Back to school, and I have no idea if I served them.

It’s no secret that I love the fall. I love everything New England provides. Like good New Englanders we start fall early, and we send tiny humans to school in August. We are over achievers. I’m pro the post Labor Day school start. My girlinas do not return until next week.

My tiny humans are basically feral at this point in the summer. Dinner is hummus and gluten free pretzels. (OMG we are so white.) We legit forgot to bring our vegetarian daughter a veggie burger to the lake tonight. I know, I’m the worst. She had more than enough, and she had chocolate, and drove a golf cart.

I see all of the back to school posts that encompass and define my love for this season. Fall will always be my New Year. How the hell does anyone plan new beginnings in 20 degree temperatures with a million inches of snow??? I do not. Fall is my start.

I’m sending tiny humans to fifth grade and pre-k. I have a lot of feels about both of these arbitrary year assignments.

It’s a terrible picture, but the moment was joyful.

My fifth grader is on the edge of something, and I can’t figure it out. I’m honestly not sure we made the right choice for her. The choice wasn’t made out of convenience. It wasn’t made out of a no-choice-option. She’s returning to her small and lovely Montessori. It’s not that the choice is bad, or wrong. We explored several options. I’m just not sure… I can barely articulate it. We will see what the year holds I guess. I reached the age in this mothering journey when I truthfully know nothing….

My pre-k girl is “easier.” But OMG [insert expletives] she may be kindergarten age, but she is not kindergarten ready. And if one more person suggests she should be in kindergarten I might lose it. (I actually went to fancy college for this. I have a whole BA in this nonsense. I will tell you she is not ready.) It is fine that she is a young 4. It is more than okay. It is in fact brilliant. She’s a young 4. She’s very little (the size of a early 3 year old), and she isn’t kindergarten ready. She’s brilliant, funny, hates bedtime, and is not ready for kindergarten. When you are whole 48 months old another 12 matters. That’s a lot of growth.

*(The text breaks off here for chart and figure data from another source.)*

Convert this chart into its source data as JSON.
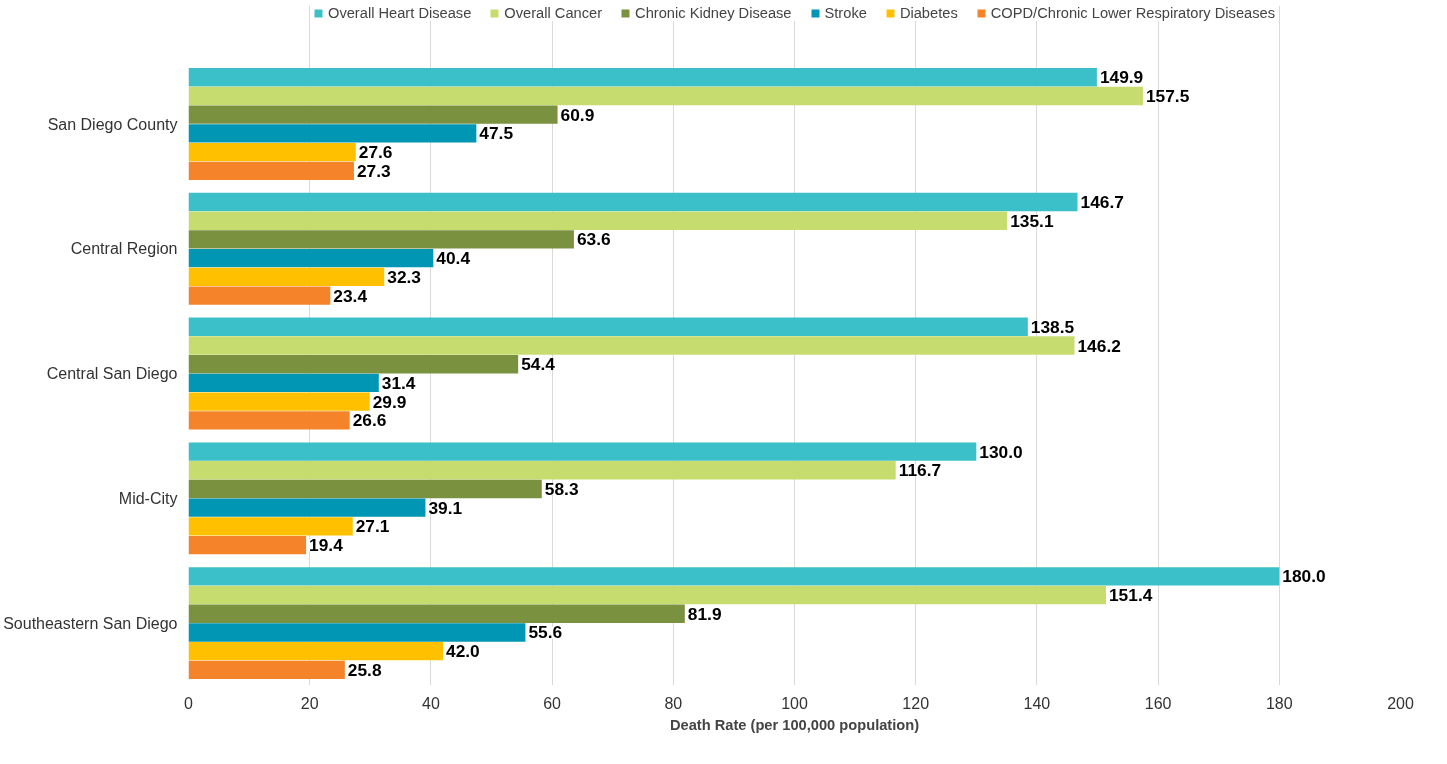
{
  "chart_data": {
    "type": "bar",
    "orientation": "horizontal",
    "xlabel": "Death Rate (per 100,000 population)",
    "categories": [
      "San Diego County",
      "Central Region",
      "Central San Diego",
      "Mid-City",
      "Southeastern San Diego"
    ],
    "series": [
      {
        "name": "Overall Heart Disease",
        "color": "#3bbfc9",
        "values": [
          149.9,
          146.7,
          138.5,
          130.0,
          180.0
        ],
        "value_labels": [
          "149.9",
          "146.7",
          "138.5",
          "130.0",
          "180.0"
        ]
      },
      {
        "name": "Overall Cancer",
        "color": "#c6dc6f",
        "values": [
          157.5,
          135.1,
          146.2,
          116.7,
          151.4
        ],
        "value_labels": [
          "157.5",
          "135.1",
          "146.2",
          "116.7",
          "151.4"
        ]
      },
      {
        "name": "Chronic Kidney Disease",
        "color": "#7a9140",
        "values": [
          60.9,
          63.6,
          54.4,
          58.3,
          81.9
        ],
        "value_labels": [
          "60.9",
          "63.6",
          "54.4",
          "58.3",
          "81.9"
        ]
      },
      {
        "name": "Stroke",
        "color": "#0096b4",
        "values": [
          47.5,
          40.4,
          31.4,
          39.1,
          55.6
        ],
        "value_labels": [
          "47.5",
          "40.4",
          "31.4",
          "39.1",
          "55.6"
        ]
      },
      {
        "name": "Diabetes",
        "color": "#ffc000",
        "values": [
          27.6,
          32.3,
          29.9,
          27.1,
          42.0
        ],
        "value_labels": [
          "27.6",
          "32.3",
          "29.9",
          "27.1",
          "42.0"
        ]
      },
      {
        "name": "COPD/Chronic Lower Respiratory Diseases",
        "color": "#f5832a",
        "values": [
          27.3,
          23.4,
          26.6,
          19.4,
          25.8
        ],
        "value_labels": [
          "27.3",
          "23.4",
          "26.6",
          "19.4",
          "25.8"
        ]
      }
    ],
    "xlim": [
      0,
      200
    ],
    "xticks": [
      0,
      20,
      40,
      60,
      80,
      100,
      120,
      140,
      160,
      180,
      200
    ],
    "grid": "x",
    "legend": "top"
  }
}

The kindergarten cut off in CT is they have to be age five by December 30th. She will turn 5 on November 5th. She’s little. She isn’t ready. The decision I actually feel confident about is the one everyone keeps asking about.

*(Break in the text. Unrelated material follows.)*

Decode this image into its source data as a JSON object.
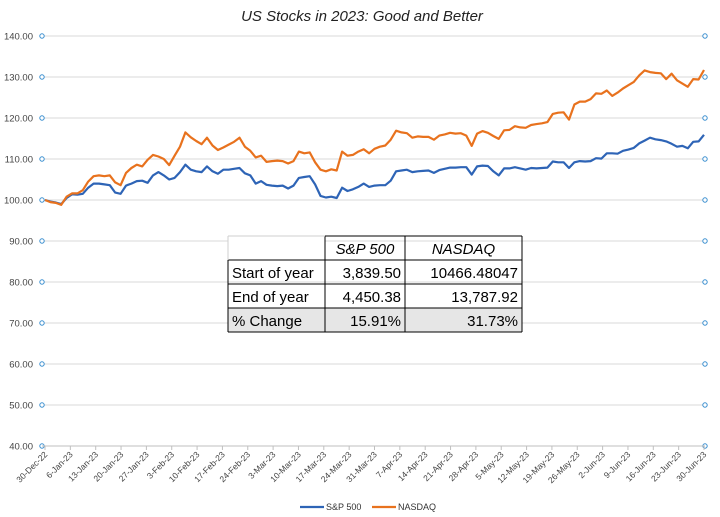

Oo is not going to kindergarten. She’s doing another year in pre-k at her lovely and small Montessori. She will learn everyday. She needs more time. As her mama all I’m thinking of if this is the moment we don’t give them time (at age 4) when do we give them time to be rockstars? Oo is 4. I give precisely zero Fs if she learns how to read this year. I care that she wakes up excited for school.

I’m entering my favorite season with lots of trepidation. Did we make the best choices? I have no idea. It’s a decision that’s costing a small fortune. I’m going to own a beach house after these costs, kind of decisions.

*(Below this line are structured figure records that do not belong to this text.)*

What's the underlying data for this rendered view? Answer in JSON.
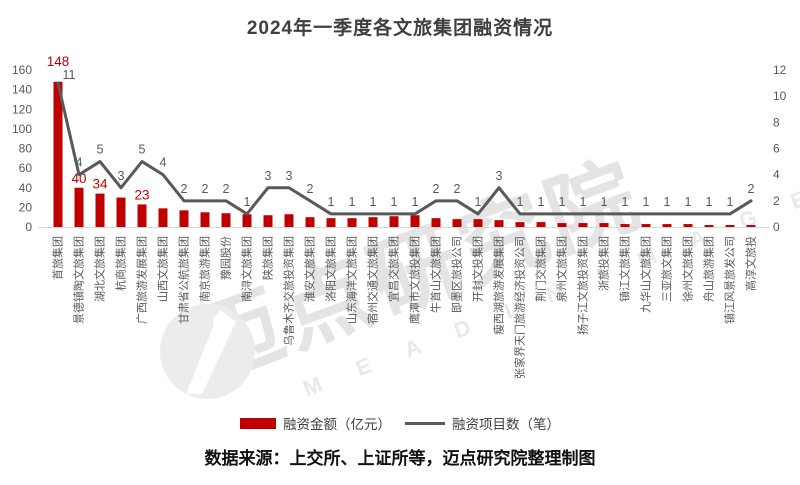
{
  "title": "2024年一季度各文旅集团融资情况",
  "source_note": "数据来源：上交所、上证所等，迈点研究院整理制图",
  "watermark": {
    "text": "迈点研究院",
    "letters": "M E A D I N I M A G E",
    "logo": "meadin-logo"
  },
  "legend": [
    {
      "label": "融资金额（亿元）",
      "type": "bar",
      "color": "#c00000"
    },
    {
      "label": "融资项目数（笔）",
      "type": "line",
      "color": "#595959"
    }
  ],
  "chart_data": {
    "type": "bar",
    "subtype": "bar+line combo, dual axis",
    "title": "2024年一季度各文旅集团融资情况",
    "grid": false,
    "legend_position": "bottom",
    "categories": [
      "首旅集团",
      "景德镇陶文旅集团",
      "湖北文旅集团",
      "杭商旅集团",
      "广西旅游发展集团",
      "山西文旅集团",
      "甘肃省公航旅集团",
      "南京旅游集团",
      "豫园股份",
      "南浔文旅集团",
      "陕旅集团",
      "乌鲁木齐交旅投资集团",
      "淮安文旅集团",
      "洛阳文旅集团",
      "山东海洋文旅集团",
      "宿州交通文旅集团",
      "宜昌交旅集团",
      "鹰潭市文旅投集团",
      "牛首山文旅集团",
      "即墨区旅投公司",
      "开封文投集团",
      "瘦西湖旅游发展集团",
      "张家界天门旅游经济投资公司",
      "荆门交旅集团",
      "泉州文旅集团",
      "扬子江文旅投资集团",
      "浙旅投集团",
      "镇江文旅集团",
      "九华山文旅集团",
      "三亚旅文集团",
      "徐州文旅集团",
      "舟山旅游集团",
      "镇江风景旅发公司",
      "高淳文旅投"
    ],
    "series": [
      {
        "name": "融资金额（亿元）",
        "type": "bar",
        "axis": "left",
        "color": "#c00000",
        "values": [
          148,
          40,
          34,
          30,
          23,
          19,
          17,
          15,
          14,
          13,
          12,
          13,
          10,
          9,
          9,
          10,
          11,
          12,
          9,
          8,
          8,
          7,
          5,
          5,
          4,
          4,
          4,
          3,
          3,
          3,
          3,
          2,
          2,
          2
        ],
        "shown_labels": {
          "0": "148",
          "1": "40",
          "2": "34",
          "4": "23"
        }
      },
      {
        "name": "融资项目数（笔）",
        "type": "line",
        "axis": "right",
        "color": "#595959",
        "values": [
          11,
          4,
          5,
          3,
          5,
          4,
          2,
          2,
          2,
          1,
          3,
          3,
          2,
          1,
          1,
          1,
          1,
          1,
          2,
          2,
          1,
          3,
          1,
          1,
          1,
          1,
          1,
          1,
          1,
          1,
          1,
          1,
          1,
          2
        ],
        "labels_shown": true
      }
    ],
    "left_axis": {
      "min": 0,
      "max": 160,
      "step": 20,
      "ticks": [
        "0",
        "20",
        "40",
        "60",
        "80",
        "100",
        "120",
        "140",
        "160"
      ]
    },
    "right_axis": {
      "min": 0,
      "max": 12,
      "step": 2,
      "ticks": [
        "0",
        "2",
        "4",
        "6",
        "8",
        "10",
        "12"
      ]
    }
  }
}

The little isn’t ready for kindergarten. The big is figuring some stuff out, and I suspect neither one of us know what the stuff is yet. So all I could do was give her an environment she has previously thrived in. All I could do was trust the little wasn’t ready.

Anyway, my favorite season isn’t feeling joyful. It’s just full of feels. Feels that maybe I did wrong…. or maybe I did okay… maybe. Maybe we hurry up and wait.